Michaelson cerrou os molares. Agora tinha colocado o irmão num novo perigo.
— Eu disse-te…
— Sim, sim, tens sempre razão. — O irmão interrompeu o avanço arrastado. O último caçador, de pelo preto, com uma cicatriz que lhe corria pelo lado direito do rosto, parou ao lado de Harry. — Dennis, segue caminho, tenta acompanhar o melhor que conseguires. Eu e o Nob’cobi vamos tentar abrandá-lo. Conseguir algum tempo para os outros.
— Para o diabo com isso! Eu tenho a arma.
— Sim, e eu tenho a experiência. Agora mexe-te!
Reconheceu a expressão obstinada nos olhos do irmão. Não havia espaço para discussões.
— Bem, pelo menos fica com arma.
Harry abanou a cabeça.
— Podes precisar dela. — O irmão passou o braço em redor do outro caçador e ergueu a lança comprida que ainda segurava na mão direita. — Além disso, a utilização de armas não tradicionais diminui as nossas oportunidades para obter il’jann com a morte.
— O quê?
Harry acenou-o para que seguisse.
— É uma espécie de «golpe de audácia». Uma medida de honra. — O arranhar de garras na pedra fazia-se agora ouvir do fundo do túnel. — Agora põe-te a andar!
Michaelson acenou e afastou-se pelo túnel.
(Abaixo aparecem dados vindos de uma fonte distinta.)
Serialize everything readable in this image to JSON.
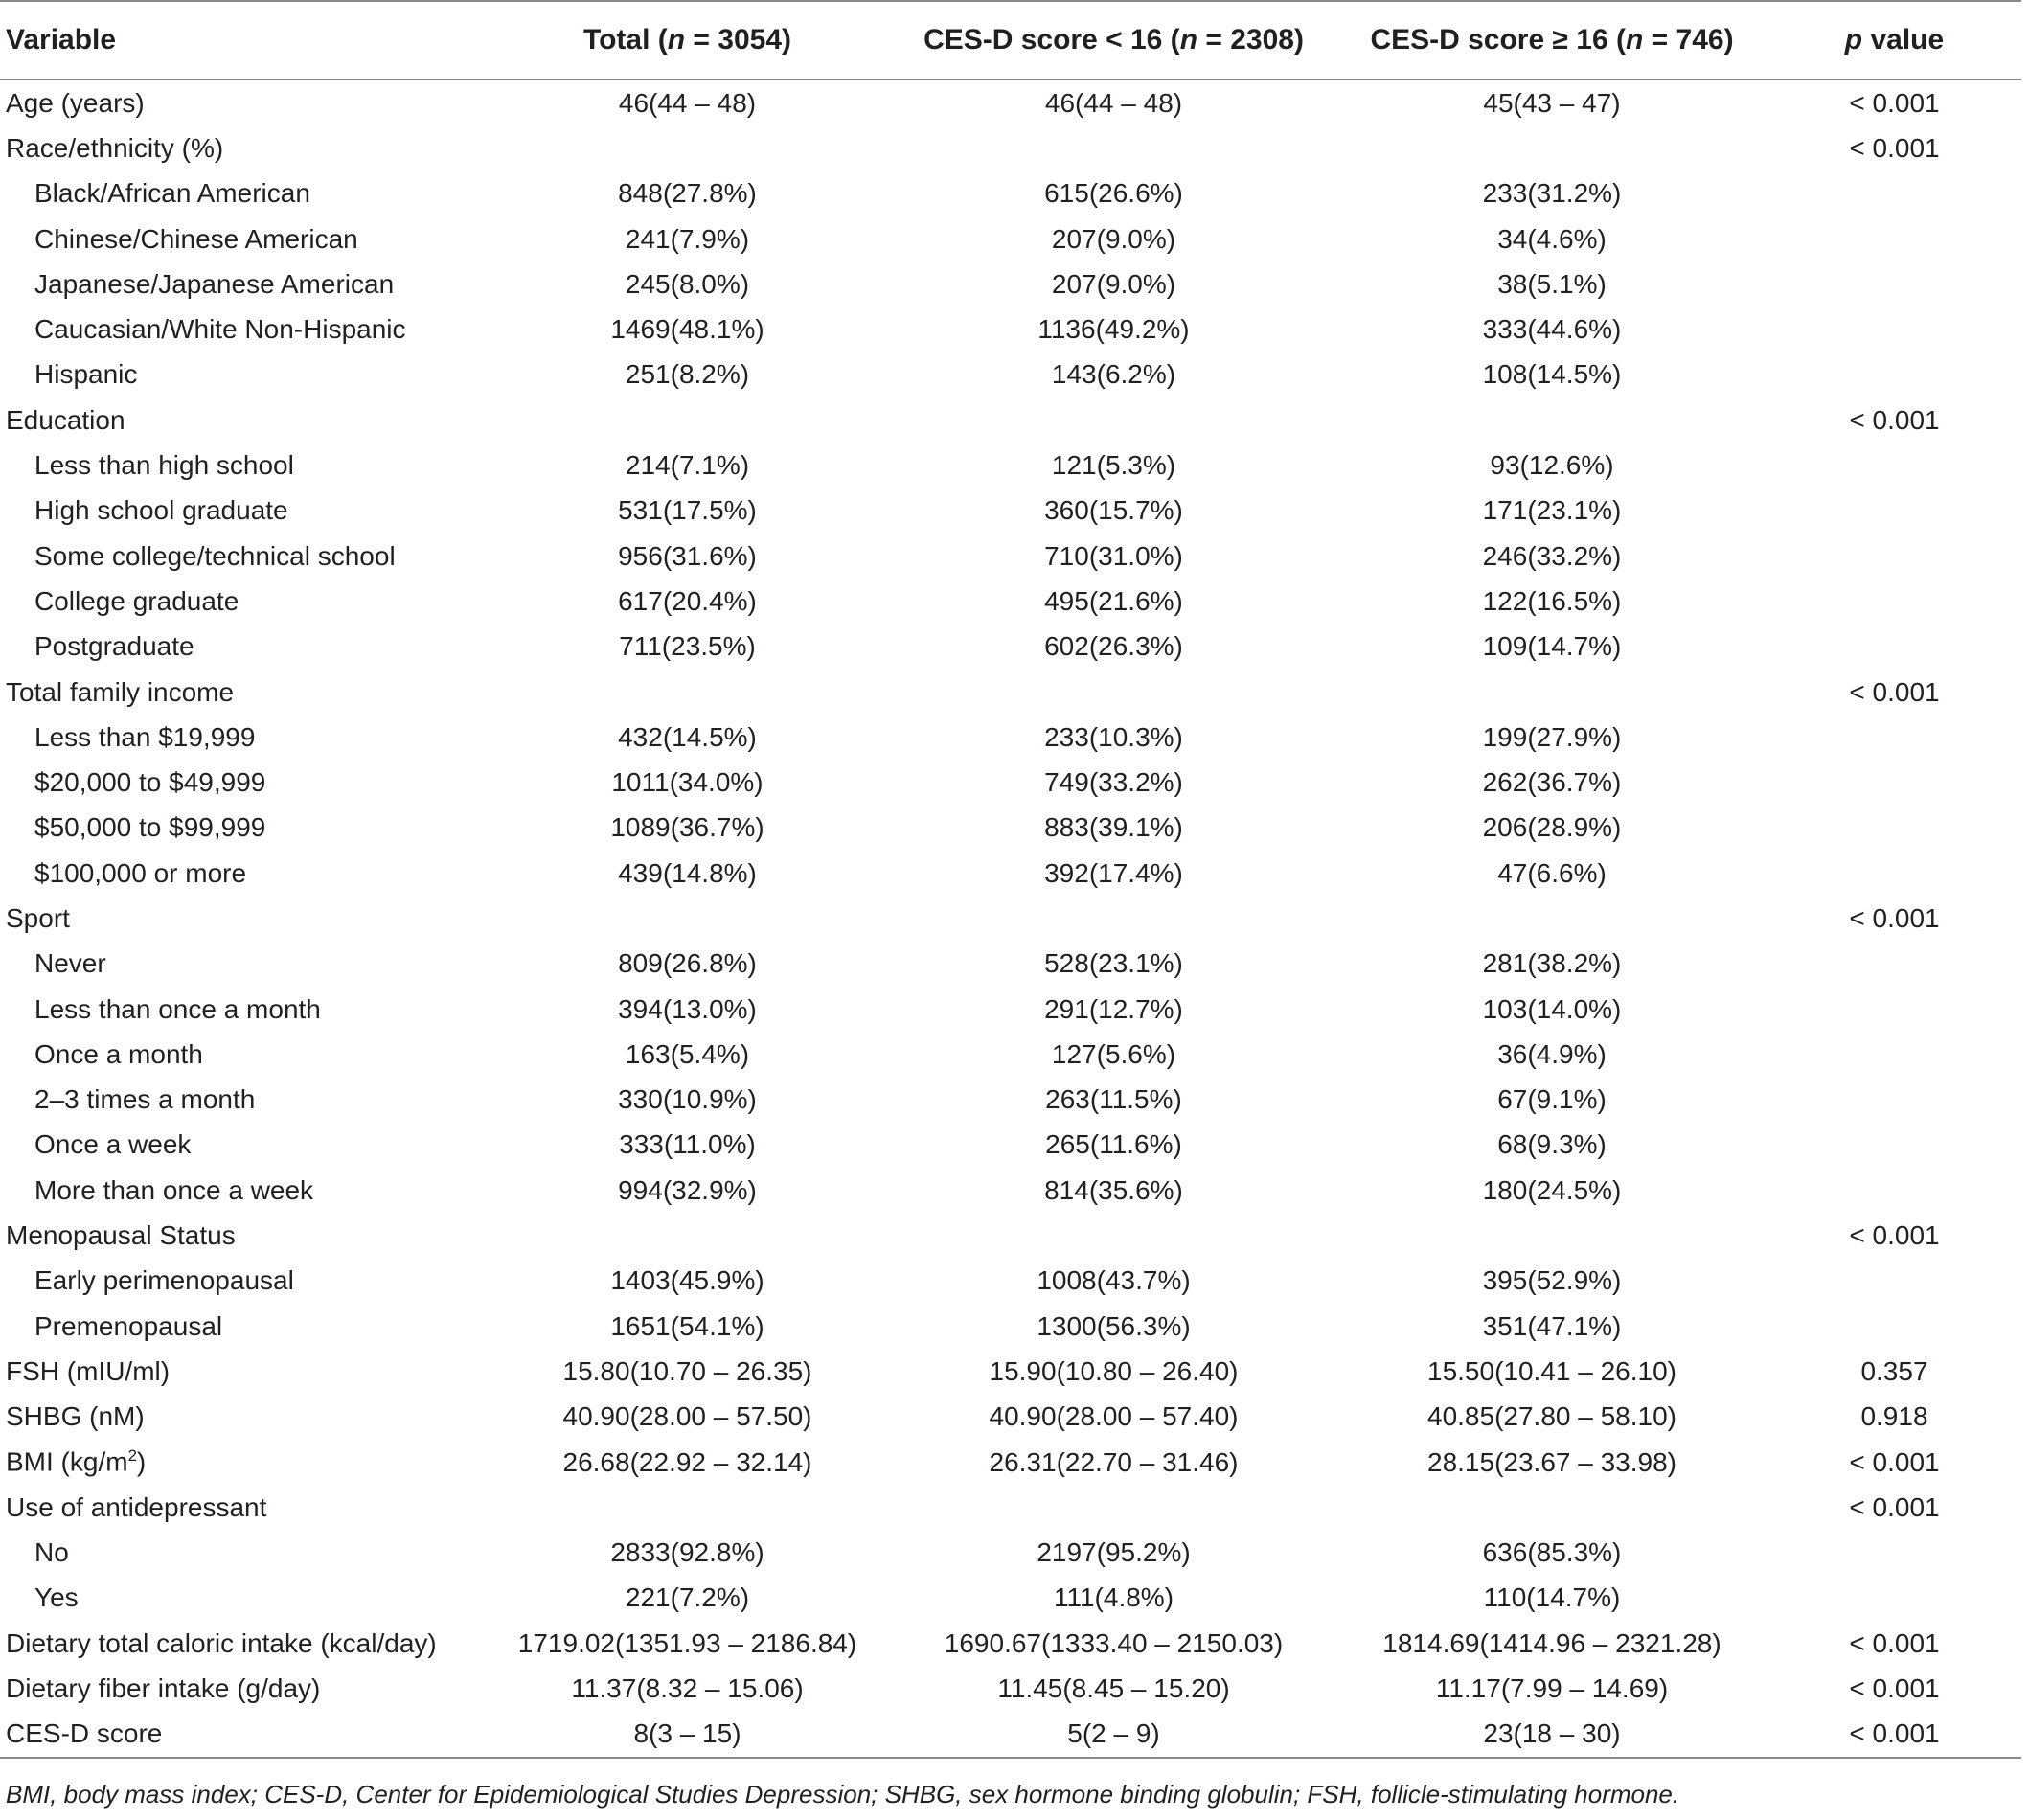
{
  "header": {
    "variable": "Variable",
    "total_prefix": "Total (",
    "total_n": "n",
    "total_suffix": " = 3054)",
    "low_prefix": "CES-D score < 16 (",
    "low_n": "n",
    "low_suffix": " = 2308)",
    "high_prefix": "CES-D score ≥ 16 (",
    "high_n": "n",
    "high_suffix": " = 746)",
    "p_italic": "p",
    "p_suffix": " value"
  },
  "rows": [
    {
      "label": "Age (years)",
      "sub": false,
      "total": "46(44 – 48)",
      "low": "46(44 – 48)",
      "high": "45(43 – 47)",
      "p": "< 0.001"
    },
    {
      "label": "Race/ethnicity (%)",
      "sub": false,
      "total": "",
      "low": "",
      "high": "",
      "p": "< 0.001"
    },
    {
      "label": "Black/African American",
      "sub": true,
      "total": "848(27.8%)",
      "low": "615(26.6%)",
      "high": "233(31.2%)",
      "p": ""
    },
    {
      "label": "Chinese/Chinese American",
      "sub": true,
      "total": "241(7.9%)",
      "low": "207(9.0%)",
      "high": "34(4.6%)",
      "p": ""
    },
    {
      "label": "Japanese/Japanese American",
      "sub": true,
      "total": "245(8.0%)",
      "low": "207(9.0%)",
      "high": "38(5.1%)",
      "p": ""
    },
    {
      "label": "Caucasian/White Non-Hispanic",
      "sub": true,
      "total": "1469(48.1%)",
      "low": "1136(49.2%)",
      "high": "333(44.6%)",
      "p": ""
    },
    {
      "label": "Hispanic",
      "sub": true,
      "total": "251(8.2%)",
      "low": "143(6.2%)",
      "high": "108(14.5%)",
      "p": ""
    },
    {
      "label": "Education",
      "sub": false,
      "total": "",
      "low": "",
      "high": "",
      "p": "< 0.001"
    },
    {
      "label": "Less than high school",
      "sub": true,
      "total": "214(7.1%)",
      "low": "121(5.3%)",
      "high": "93(12.6%)",
      "p": ""
    },
    {
      "label": "High school graduate",
      "sub": true,
      "total": "531(17.5%)",
      "low": "360(15.7%)",
      "high": "171(23.1%)",
      "p": ""
    },
    {
      "label": "Some college/technical school",
      "sub": true,
      "total": "956(31.6%)",
      "low": "710(31.0%)",
      "high": "246(33.2%)",
      "p": ""
    },
    {
      "label": "College graduate",
      "sub": true,
      "total": "617(20.4%)",
      "low": "495(21.6%)",
      "high": "122(16.5%)",
      "p": ""
    },
    {
      "label": "Postgraduate",
      "sub": true,
      "total": "711(23.5%)",
      "low": "602(26.3%)",
      "high": "109(14.7%)",
      "p": ""
    },
    {
      "label": "Total family income",
      "sub": false,
      "total": "",
      "low": "",
      "high": "",
      "p": "< 0.001"
    },
    {
      "label": "Less than $19,999",
      "sub": true,
      "total": "432(14.5%)",
      "low": "233(10.3%)",
      "high": "199(27.9%)",
      "p": ""
    },
    {
      "label": "$20,000 to $49,999",
      "sub": true,
      "total": "1011(34.0%)",
      "low": "749(33.2%)",
      "high": "262(36.7%)",
      "p": ""
    },
    {
      "label": "$50,000 to $99,999",
      "sub": true,
      "total": "1089(36.7%)",
      "low": "883(39.1%)",
      "high": "206(28.9%)",
      "p": ""
    },
    {
      "label": "$100,000 or more",
      "sub": true,
      "total": "439(14.8%)",
      "low": "392(17.4%)",
      "high": "47(6.6%)",
      "p": ""
    },
    {
      "label": "Sport",
      "sub": false,
      "total": "",
      "low": "",
      "high": "",
      "p": "< 0.001"
    },
    {
      "label": "Never",
      "sub": true,
      "total": "809(26.8%)",
      "low": "528(23.1%)",
      "high": "281(38.2%)",
      "p": ""
    },
    {
      "label": "Less than once a month",
      "sub": true,
      "total": "394(13.0%)",
      "low": "291(12.7%)",
      "high": "103(14.0%)",
      "p": ""
    },
    {
      "label": "Once a month",
      "sub": true,
      "total": "163(5.4%)",
      "low": "127(5.6%)",
      "high": "36(4.9%)",
      "p": ""
    },
    {
      "label": "2–3 times a month",
      "sub": true,
      "total": "330(10.9%)",
      "low": "263(11.5%)",
      "high": "67(9.1%)",
      "p": ""
    },
    {
      "label": "Once a week",
      "sub": true,
      "total": "333(11.0%)",
      "low": "265(11.6%)",
      "high": "68(9.3%)",
      "p": ""
    },
    {
      "label": "More than once a week",
      "sub": true,
      "total": "994(32.9%)",
      "low": "814(35.6%)",
      "high": "180(24.5%)",
      "p": ""
    },
    {
      "label": "Menopausal Status",
      "sub": false,
      "total": "",
      "low": "",
      "high": "",
      "p": "< 0.001"
    },
    {
      "label": "Early perimenopausal",
      "sub": true,
      "total": "1403(45.9%)",
      "low": "1008(43.7%)",
      "high": "395(52.9%)",
      "p": ""
    },
    {
      "label": "Premenopausal",
      "sub": true,
      "total": "1651(54.1%)",
      "low": "1300(56.3%)",
      "high": "351(47.1%)",
      "p": ""
    },
    {
      "label": "FSH (mIU/ml)",
      "sub": false,
      "total": "15.80(10.70 – 26.35)",
      "low": "15.90(10.80 – 26.40)",
      "high": "15.50(10.41 – 26.10)",
      "p": "0.357"
    },
    {
      "label": "SHBG (nM)",
      "sub": false,
      "total": "40.90(28.00 – 57.50)",
      "low": "40.90(28.00 – 57.40)",
      "high": "40.85(27.80 – 58.10)",
      "p": "0.918"
    },
    {
      "label": "BMI (kg/m",
      "sup": "2",
      "label_after": ")",
      "sub": false,
      "total": "26.68(22.92 – 32.14)",
      "low": "26.31(22.70 – 31.46)",
      "high": "28.15(23.67 – 33.98)",
      "p": "< 0.001"
    },
    {
      "label": "Use of antidepressant",
      "sub": false,
      "total": "",
      "low": "",
      "high": "",
      "p": "< 0.001"
    },
    {
      "label": "No",
      "sub": true,
      "total": "2833(92.8%)",
      "low": "2197(95.2%)",
      "high": "636(85.3%)",
      "p": ""
    },
    {
      "label": "Yes",
      "sub": true,
      "total": "221(7.2%)",
      "low": "111(4.8%)",
      "high": "110(14.7%)",
      "p": ""
    },
    {
      "label": "Dietary total caloric intake (kcal/day)",
      "sub": false,
      "total": "1719.02(1351.93 – 2186.84)",
      "low": "1690.67(1333.40 – 2150.03)",
      "high": "1814.69(1414.96 – 2321.28)",
      "p": "< 0.001"
    },
    {
      "label": "Dietary fiber intake (g/day)",
      "sub": false,
      "total": "11.37(8.32 – 15.06)",
      "low": "11.45(8.45 – 15.20)",
      "high": "11.17(7.99 – 14.69)",
      "p": "< 0.001"
    },
    {
      "label": "CES-D score",
      "sub": false,
      "total": "8(3 – 15)",
      "low": "5(2 – 9)",
      "high": "23(18 – 30)",
      "p": "< 0.001"
    }
  ],
  "footnote": "BMI, body mass index; CES-D, Center for Epidemiological Studies Depression; SHBG, sex hormone binding globulin; FSH, follicle-stimulating hormone."
}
Não havia qualquer hipótese de deixar o seu irmão a lutar apenas com uma lança. Mal chegou a um túnel lateral, enfiou-se nele e olhou para trás. O irmão e o outro caçador tinham as cabeças próximas. A pequena figura apontava com as mãos e acenava.
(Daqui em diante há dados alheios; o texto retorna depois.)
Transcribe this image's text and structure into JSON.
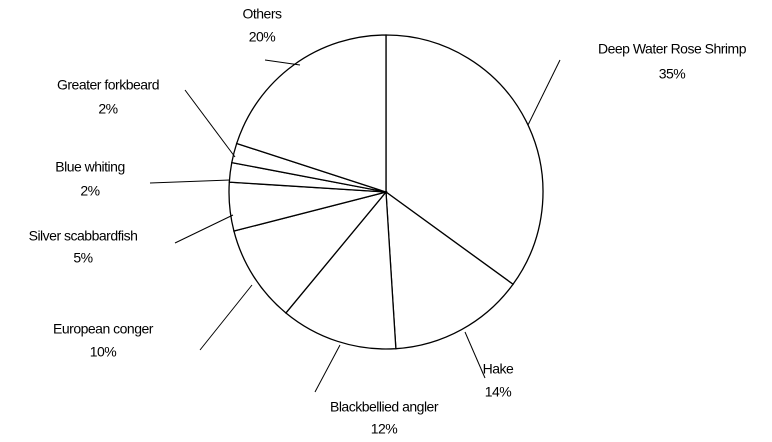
{
  "chart_data": {
    "type": "pie",
    "categories": [
      "Deep Water Rose Shrimp",
      "Hake",
      "Blackbellied angler",
      "European conger",
      "Silver scabbardfish",
      "Blue whiting",
      "Greater forkbeard",
      "Others"
    ],
    "values": [
      35,
      14,
      12,
      10,
      5,
      2,
      2,
      20
    ],
    "value_labels": [
      "35%",
      "14%",
      "12%",
      "10%",
      "5%",
      "2%",
      "2%",
      "20%"
    ],
    "color": "#ffffff"
  }
}
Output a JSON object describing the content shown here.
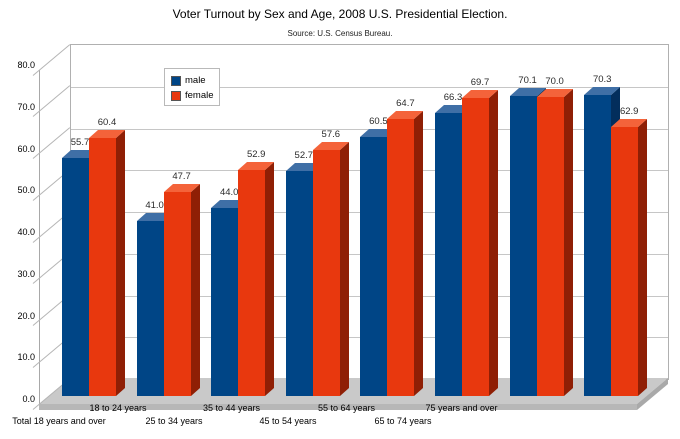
{
  "title": "Voter Turnout by Sex and Age, 2008 U.S. Presidential Election.",
  "subtitle": "Source: U.S. Census Bureau.",
  "legend": {
    "items": [
      {
        "label": "male",
        "color": "#004586"
      },
      {
        "label": "female",
        "color": "#E8380E"
      }
    ]
  },
  "colors": {
    "male_front": "#004586",
    "male_top": "#3F6FA6",
    "male_side": "#032E5C",
    "female_front": "#E8380E",
    "female_top": "#F4633A",
    "female_side": "#8F1F05",
    "floor": "#c9c9c9",
    "gridline": "#c6c6c6"
  },
  "chart_data": {
    "type": "bar",
    "title": "Voter Turnout by Sex and Age, 2008 U.S. Presidential Election.",
    "subtitle": "Source: U.S. Census Bureau.",
    "style": "3d-bars",
    "grid": true,
    "legend_position": "top-left-inside",
    "categories": [
      "Total 18 years and over",
      "18 to 24 years",
      "25 to 34 years",
      "35 to 44 years",
      "45 to 54 years",
      "55 to 64 years",
      "65 to 74 years",
      "75 years and over"
    ],
    "series": [
      {
        "name": "male",
        "color": "#004586",
        "values": [
          55.7,
          41.0,
          44.0,
          52.7,
          60.5,
          66.3,
          70.1,
          70.3
        ]
      },
      {
        "name": "female",
        "color": "#FF420E",
        "values": [
          60.4,
          47.7,
          52.9,
          57.6,
          64.7,
          69.7,
          70.0,
          62.9
        ]
      }
    ],
    "ylim": [
      0,
      80
    ],
    "ytick_step": 10,
    "ytick_labels": [
      "0.0",
      "10.0",
      "20.0",
      "30.0",
      "40.0",
      "50.0",
      "60.0",
      "70.0",
      "80.0"
    ],
    "xlabel": "",
    "ylabel": ""
  }
}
Largando a mochila, soltou a arma e deitou-se de barriga para baixo no túnel, fitando a passagem. Esperou, escutando o ruído crescente do predador que se aproximava.
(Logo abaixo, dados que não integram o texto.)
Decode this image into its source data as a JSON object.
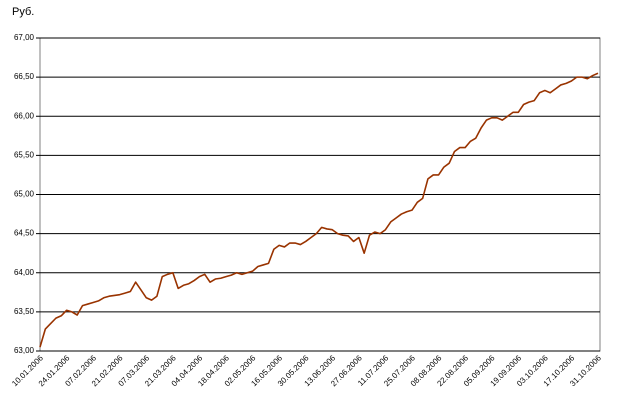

De súbito o irmão ficou tenso e projetou a lança para a frente, aparentemente vendo algo que Michaelson não conseguia ver de onde estava. O caçador minúsculo encostou o corpo à parede da passagem. Harry prendeu o cabo da lança num pequeno buraco no chão e manteve-a fixa com o pé, inclinando o cabo para a frente, a lâmina a apontar para o fundo do túnel. Agachou-se, mantendo a lança firme.
Um rugido de raiva ecoou pelo túnel; depois tornou-se visível, enchendo todo o túnel, gigantesco, maior do que qualquer dos monstros que Michaelson vira antes. Negro, como se tivesse sido coberto de pez, movia a cabeça para um lado e para o outro, fungando explosivamente. Quando viu Harry, estacou, retesando as duas patas traseiras fortemente musculadas. Recuou um passo, depois esticou o pescoço para a frente, abriu a boca e gritou.
Harry manteve a posição, mas respondeu ao monstro com o seu próprio grito:
— Vai-te foder!
Michaelson deixou que um pequeno sorriso lhe aflorasse os lábios. Nada intimidava aquele sacana. Deitado de barriga no chão, Michaelson semicerrou os olhos, erguendo a coronha da arma contra o ombro, olhando através da mira. O irmão estava na linha de tiro. Merda.
Com um uivo de raiva, a besta lançou-se na direção do irmão, projetando-se pelo espaço que os separava. Tudo aconteceu demasiado depressa para Michaelson reagir. Harry baixou-se quando a cabeça mergulhou na sua direção, depois retesou o corpo, ao mesmo tempo que a besta chocava contra a lança que prendera ao chão, empalando-se através do peito. O cabo partiu-se ao meio, ao mesmo tempo que Harry rolava para longe.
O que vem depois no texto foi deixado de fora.